A Seed
I was a freshman at Pitt on October 27, 2018, the day of the Tree of Life shooting. I was on the second floor of the Cathedral of Learning, Pitt’s 40-story building of classrooms and offices in the center of campus. I was looking forward to a meeting of my improv club, and I had gotten to our classroom a bit early to set up. It was a Saturday morning.
I remember hearing the sirens. There were just so many and they wouldn’t stop. Then I saw the news notifications on my phone. I waited alone in that room for two hours, just waited to hear the sirens calm, suddenly aware of how prominent my necklace was, sporting a hamza, announcing my identity that now felt like a brand, seared onto my chest. I tucked my necklace underneath my shirt and zipped up my coat over it.
I remember calling my mom and her telling me that it was probably okay to walk back to my dorm room because it would be difficult to tell who was and wasn’t Jewish on a large college campus, and only we were being targeted. I remember seeing everyone else walking around campus on my way back up the hill to my residence hall and how they all seemed so eerily okay, while I could feel the now-concealed charm of my necklace bounding off my racing heart, hoping that the other students’ presence would ensure the continuation of my own.
I remember collapsing on my carpet and sobbing, and I remember thinking of all the open spaces that hatred can simply slip into and all the windows that let in darkness instead of light. But what I remember most is the sirens, those never-ending shrieks screaming in my ears and in my heart, and how they haven’t stopped since.

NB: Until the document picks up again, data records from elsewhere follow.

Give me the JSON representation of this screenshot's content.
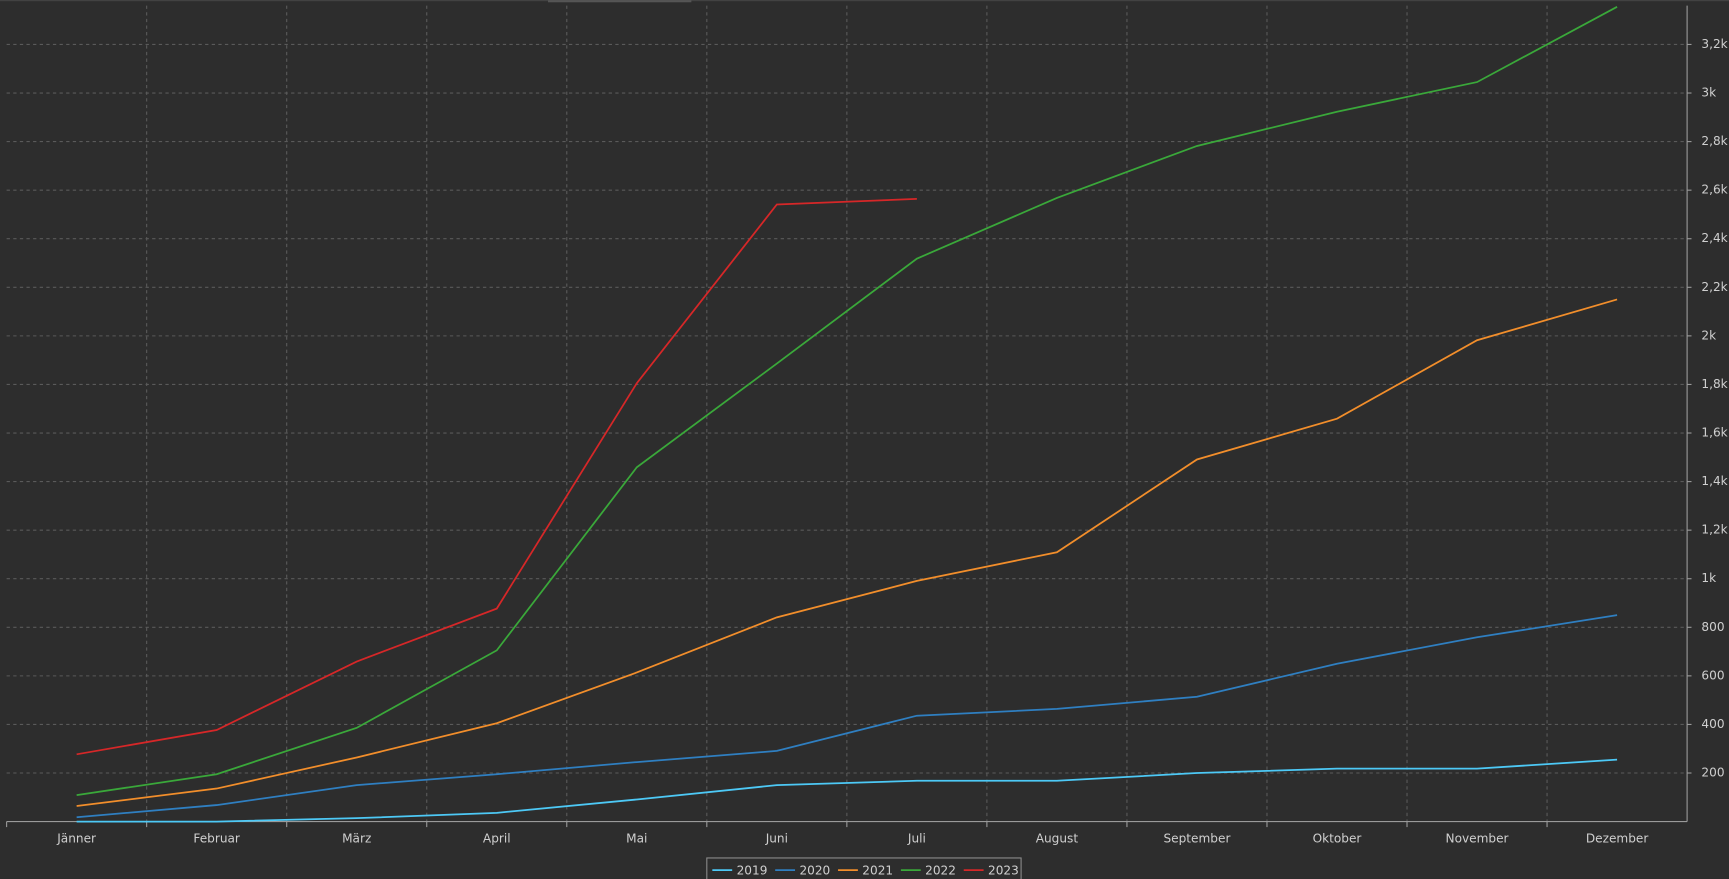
{
  "chart_data": {
    "type": "line",
    "categories": [
      "Jänner",
      "Februar",
      "März",
      "April",
      "Mai",
      "Juni",
      "Juli",
      "August",
      "September",
      "Oktober",
      "November",
      "Dezember"
    ],
    "series": [
      {
        "name": "2019",
        "color": "#4dc9f6",
        "values": [
          0,
          0,
          14,
          36,
          91,
          150,
          168,
          168,
          200,
          218,
          218,
          255
        ]
      },
      {
        "name": "2020",
        "color": "#2f7fc1",
        "values": [
          18,
          68,
          150,
          195,
          245,
          291,
          436,
          464,
          514,
          650,
          759,
          850
        ]
      },
      {
        "name": "2021",
        "color": "#f28e2b",
        "values": [
          64,
          136,
          264,
          405,
          614,
          841,
          991,
          1109,
          1491,
          1659,
          1982,
          2150
        ]
      },
      {
        "name": "2022",
        "color": "#3aa83a",
        "values": [
          109,
          195,
          386,
          705,
          1459,
          1886,
          2318,
          2568,
          2782,
          2923,
          3045,
          3355
        ]
      },
      {
        "name": "2023",
        "color": "#d62728",
        "values": [
          277,
          377,
          659,
          877,
          1805,
          2541,
          2564,
          null,
          null,
          null,
          null,
          null
        ]
      }
    ],
    "ylim": [
      0,
      3360
    ],
    "yticks": [
      200,
      400,
      600,
      800,
      {
        "value": 1000,
        "label": "1k"
      },
      {
        "value": 1200,
        "label": "1,2k"
      },
      {
        "value": 1400,
        "label": "1,4k"
      },
      {
        "value": 1600,
        "label": "1,6k"
      },
      {
        "value": 1800,
        "label": "1,8k"
      },
      {
        "value": 2000,
        "label": "2k"
      },
      {
        "value": 2200,
        "label": "2,2k"
      },
      {
        "value": 2400,
        "label": "2,4k"
      },
      {
        "value": 2600,
        "label": "2,6k"
      },
      {
        "value": 2800,
        "label": "2,8k"
      },
      {
        "value": 3000,
        "label": "3k"
      },
      {
        "value": 3200,
        "label": "3,2k"
      }
    ],
    "grid": true,
    "legend": "bottom"
  }
}
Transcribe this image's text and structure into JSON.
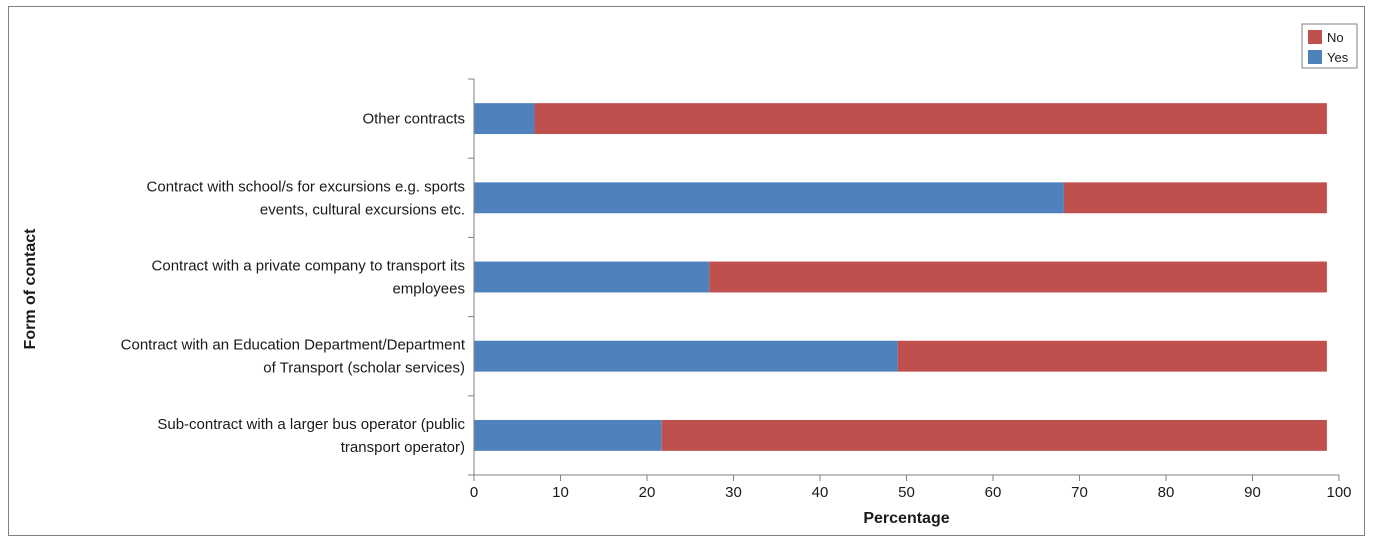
{
  "chart_data": {
    "type": "bar",
    "orientation": "horizontal",
    "stacked": true,
    "categories": [
      "Sub-contract with a larger bus operator (public transport operator)",
      "Contract with an Education Department/Department of Transport (scholar services)",
      "Contract with a private company to transport its employees",
      "Contract with school/s for excursions e.g. sports events, cultural excursions etc.",
      "Other contracts"
    ],
    "category_label_lines": [
      [
        "Sub-contract with a larger bus operator (public",
        "transport operator)"
      ],
      [
        "Contract with an Education Department/Department",
        "of Transport (scholar services)"
      ],
      [
        "Contract with a private company to transport its",
        "employees"
      ],
      [
        "Contract with school/s for excursions e.g. sports",
        "events, cultural excursions etc."
      ],
      [
        "Other contracts"
      ]
    ],
    "series": [
      {
        "name": "Yes",
        "color": "#4f81bd",
        "values": [
          21.7,
          49.0,
          27.2,
          68.2,
          7.0
        ]
      },
      {
        "name": "No",
        "color": "#c0504d",
        "values": [
          76.9,
          49.6,
          71.4,
          30.4,
          91.6
        ]
      }
    ],
    "xlabel": "Percentage",
    "ylabel": "Form of contact",
    "xlim": [
      0,
      100
    ],
    "xticks": [
      0,
      10,
      20,
      30,
      40,
      50,
      60,
      70,
      80,
      90,
      100
    ],
    "grid": false,
    "legend_position": "top-right"
  }
}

This is a poem I wrote after attending a vigil a few days after the shooting. There were thousands of people there and it was raining.
A Seed
All the smoke of the past had not prepared us for the gray of that morning
City sirens bloody red and incessantly inflamed
Clinging to the carpet, tucking away an identity
Prayer and painless ascension
The clouds roared and the sky wept
2,000 umbrellas blocked out the horrible ugly saline
Our tears were stone but our hearts were harder
So brittle they cracked into 11 pieces
The azure vastness spit on the funeral procession
Clarity and Cleansing gently pelted down
Like the bullets quietly replacing the righteous souls
Screaming silently into outstretched arms
May their memories forever be a blessing.